Paul understood this when he wrote to the Romans, pleading with his people to stop relying on their own efforts and fully surrender to Christ:

📖 Romans 10:1-4 (NASB 1995) “Brothers and sisters, my heart’s desire and my prayer to God for them is for their salvation. For I testify about them that they have a zeal for God, but not in accordance with knowledge. For not knowing about God’s righteousness and seeking to establish their own, they did not subject themselves to the righteousness of God. For Christ is the end of the Law for righteousness to everyone who believes.”

The Call to Respond

Many people in church today are religious, active in ministry, and passionate about good works—but they have never fully surrendered to Jesus. Like the Jews Paul was writing to, they may have enthusiasm for God, but it is not based on true faith in Christ.

📖 John 5:39-40 (NASB 1995) “You examine the Scriptures because you think that in them you have eternal life; and it is those very Scriptures that testify about Me, and yet you are unwilling to come to Me so that you may have life.”

Passion without truth is dangerous, and truth without application is useless. You can know the Bible from cover to cover, but if you don’t know Jesus, you’re still lost.

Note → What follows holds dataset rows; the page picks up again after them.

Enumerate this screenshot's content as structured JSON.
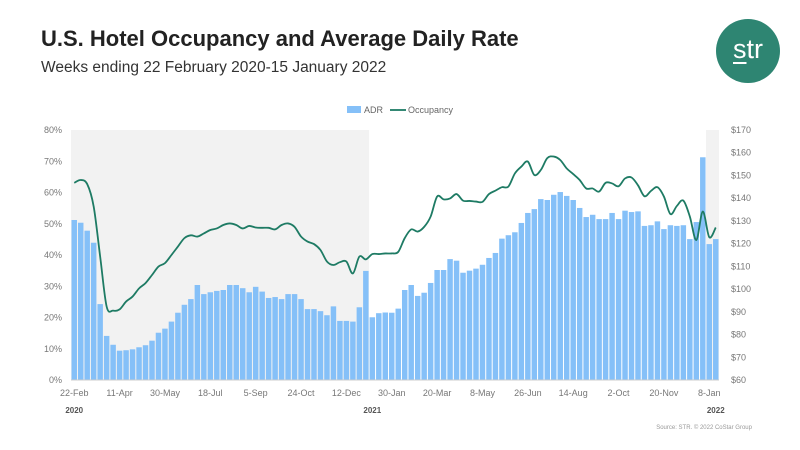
{
  "header": {
    "title": "U.S. Hotel Occupancy and Average Daily Rate",
    "subtitle": "Weeks ending 22 February 2020-15 January 2022",
    "logo_text": "str"
  },
  "source": "Source: STR. © 2022 CoStar Group",
  "colors": {
    "bar": "#85c0f8",
    "line": "#1e7b64",
    "shade": "#f2f2f2",
    "logo": "#2e8572"
  },
  "chart_data": {
    "type": "bar+line",
    "title": "U.S. Hotel Occupancy and Average Daily Rate",
    "legend": [
      "ADR",
      "Occupancy"
    ],
    "legend_position": "top-center",
    "y_left": {
      "label": "Occupancy",
      "ticks": [
        "0%",
        "10%",
        "20%",
        "30%",
        "40%",
        "50%",
        "60%",
        "70%",
        "80%"
      ],
      "range": [
        0,
        80
      ]
    },
    "y_right": {
      "label": "ADR",
      "ticks": [
        "$60",
        "$70",
        "$80",
        "$90",
        "$100",
        "$110",
        "$120",
        "$130",
        "$140",
        "$150",
        "$160",
        "$170"
      ],
      "range": [
        60,
        170
      ]
    },
    "x_ticks": [
      {
        "i": 0,
        "label": "22-Feb"
      },
      {
        "i": 7,
        "label": "11-Apr"
      },
      {
        "i": 14,
        "label": "30-May"
      },
      {
        "i": 21,
        "label": "18-Jul"
      },
      {
        "i": 28,
        "label": "5-Sep"
      },
      {
        "i": 35,
        "label": "24-Oct"
      },
      {
        "i": 42,
        "label": "12-Dec"
      },
      {
        "i": 49,
        "label": "30-Jan"
      },
      {
        "i": 56,
        "label": "20-Mar"
      },
      {
        "i": 63,
        "label": "8-May"
      },
      {
        "i": 70,
        "label": "26-Jun"
      },
      {
        "i": 77,
        "label": "14-Aug"
      },
      {
        "i": 84,
        "label": "2-Oct"
      },
      {
        "i": 91,
        "label": "20-Nov"
      },
      {
        "i": 98,
        "label": "8-Jan"
      }
    ],
    "years": [
      {
        "i": 0,
        "label": "2020"
      },
      {
        "i": 46,
        "label": "2021"
      },
      {
        "i": 99,
        "label": "2022"
      }
    ],
    "shaded_weeks": [
      [
        0,
        45
      ],
      [
        98,
        99
      ]
    ],
    "adr": [
      130.4,
      129.2,
      125.7,
      120.4,
      93.4,
      79.4,
      75.5,
      72.9,
      73.1,
      73.5,
      74.4,
      75.3,
      77.3,
      80.8,
      82.6,
      85.7,
      89.6,
      93.1,
      95.6,
      101.8,
      97.8,
      98.6,
      99.2,
      99.6,
      101.8,
      101.8,
      100.4,
      98.6,
      101,
      98.9,
      96.1,
      96.5,
      95.6,
      97.8,
      97.8,
      95.6,
      91.2,
      91.2,
      90.3,
      88.5,
      92.4,
      86,
      86,
      85.7,
      92,
      108,
      87.6,
      89.4,
      89.7,
      89.6,
      91.4,
      99.6,
      101.8,
      97,
      98.4,
      102.7,
      108.4,
      108.4,
      113.2,
      112.5,
      107.2,
      108.1,
      109,
      110.7,
      113.7,
      115.9,
      122.2,
      123.7,
      125,
      129.1,
      133.5,
      135.2,
      139.6,
      139.2,
      141.5,
      142.7,
      141,
      139.2,
      135.7,
      131.7,
      132.7,
      130.8,
      130.8,
      133.5,
      130.8,
      134.5,
      133.9,
      134.2,
      127.8,
      128.1,
      129.8,
      126.4,
      128.1,
      127.8,
      128.1,
      122,
      129.5,
      158,
      119.8,
      122
    ],
    "occupancy": [
      63.1,
      64.0,
      62.7,
      55.5,
      39.5,
      23.5,
      22.2,
      22.6,
      25.1,
      26.7,
      29.3,
      31,
      33.6,
      36.3,
      37.4,
      40,
      42.7,
      45.4,
      46.3,
      45.9,
      46.9,
      48,
      48.5,
      49.6,
      50.1,
      49.6,
      48.5,
      49.3,
      48.8,
      48.7,
      48.7,
      48.2,
      49.6,
      50.1,
      49,
      45.9,
      44.3,
      43.5,
      41.6,
      37.9,
      36.8,
      37.7,
      37.9,
      34.1,
      39.5,
      38.6,
      40.3,
      40.3,
      40.5,
      40.5,
      41,
      45.4,
      48.2,
      47.5,
      49,
      52.3,
      58.7,
      57.8,
      58.1,
      59.5,
      57.4,
      57.3,
      57.1,
      57,
      59.5,
      60.6,
      61.7,
      61.9,
      66.1,
      68.3,
      69.9,
      65.6,
      67.2,
      71,
      71.5,
      70.4,
      67.7,
      65.9,
      64,
      61.3,
      61.3,
      60.3,
      63.1,
      62.9,
      62,
      64.5,
      64.8,
      62.3,
      58.8,
      60.5,
      61.7,
      58.7,
      53.1,
      55.7,
      57.4,
      52.3,
      44.8,
      53.9,
      45.7,
      48.8
    ]
  }
}
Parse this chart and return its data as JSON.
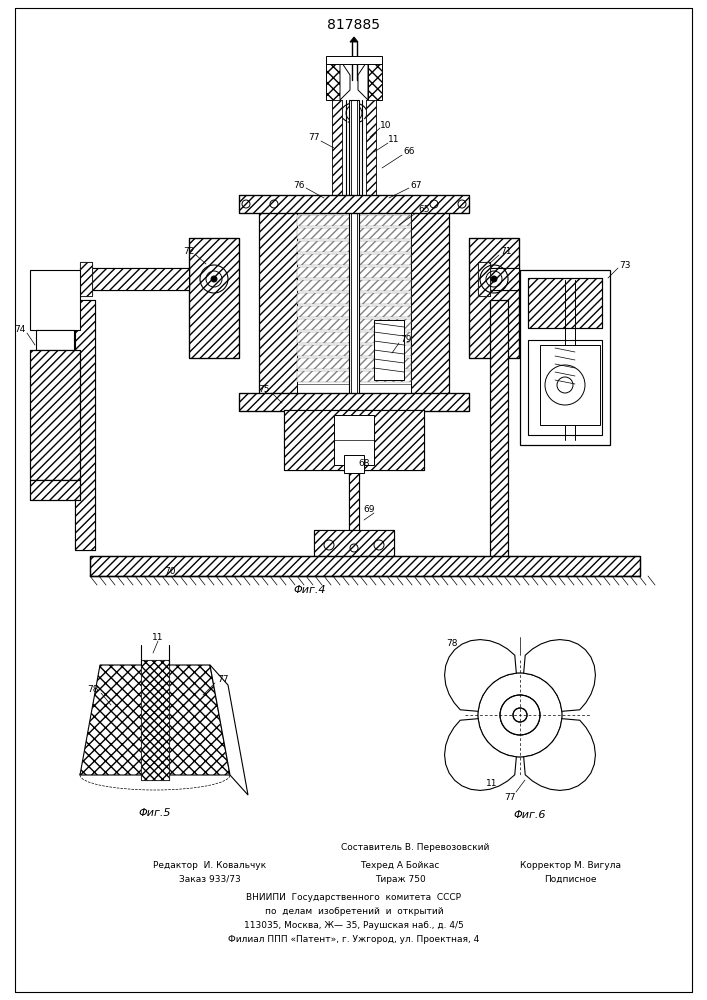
{
  "patent_number": "817885",
  "fig4_label": "Φиг.4",
  "fig5_label": "Φиг.5",
  "fig6_label": "Φиг.6",
  "bg_color": "#ffffff",
  "line_color": "#000000",
  "footer_col1": "Редактор  И. Ковальчук",
  "footer_col1b": "Заказ 933/73",
  "footer_col2": "Техред А Бойкас",
  "footer_col2b": "Тираж 750",
  "footer_col3": "Корректор М. Вигула",
  "footer_col3b": "Подписное",
  "footer_sestavitel": "Составитель В. Перевозовский",
  "footer_vniip1": "ВНИИПИ  Государственного  комитета  СССР",
  "footer_vniip2": "по  делам  изобретений  и  открытий",
  "footer_addr1": "113035, Москва, Ж— 35, Раушская наб., д. 4/5",
  "footer_addr2": "Филиал ППП «Патент», г. Ужгород, ул. Проектная, 4"
}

God isn’t impressed by how much you know—He’s moved by how much you obey. The worst deception isn’t ignorance—it’s thinking you’re right with God when you’re not. The gospel is not for head knowledge—it’s for life change.

Responding to the gospel means more than hearing it. It means surrender. It means obedience. It means living for Jesus instead of ourselves.

Have you just heard the gospel? Or have you responded to it?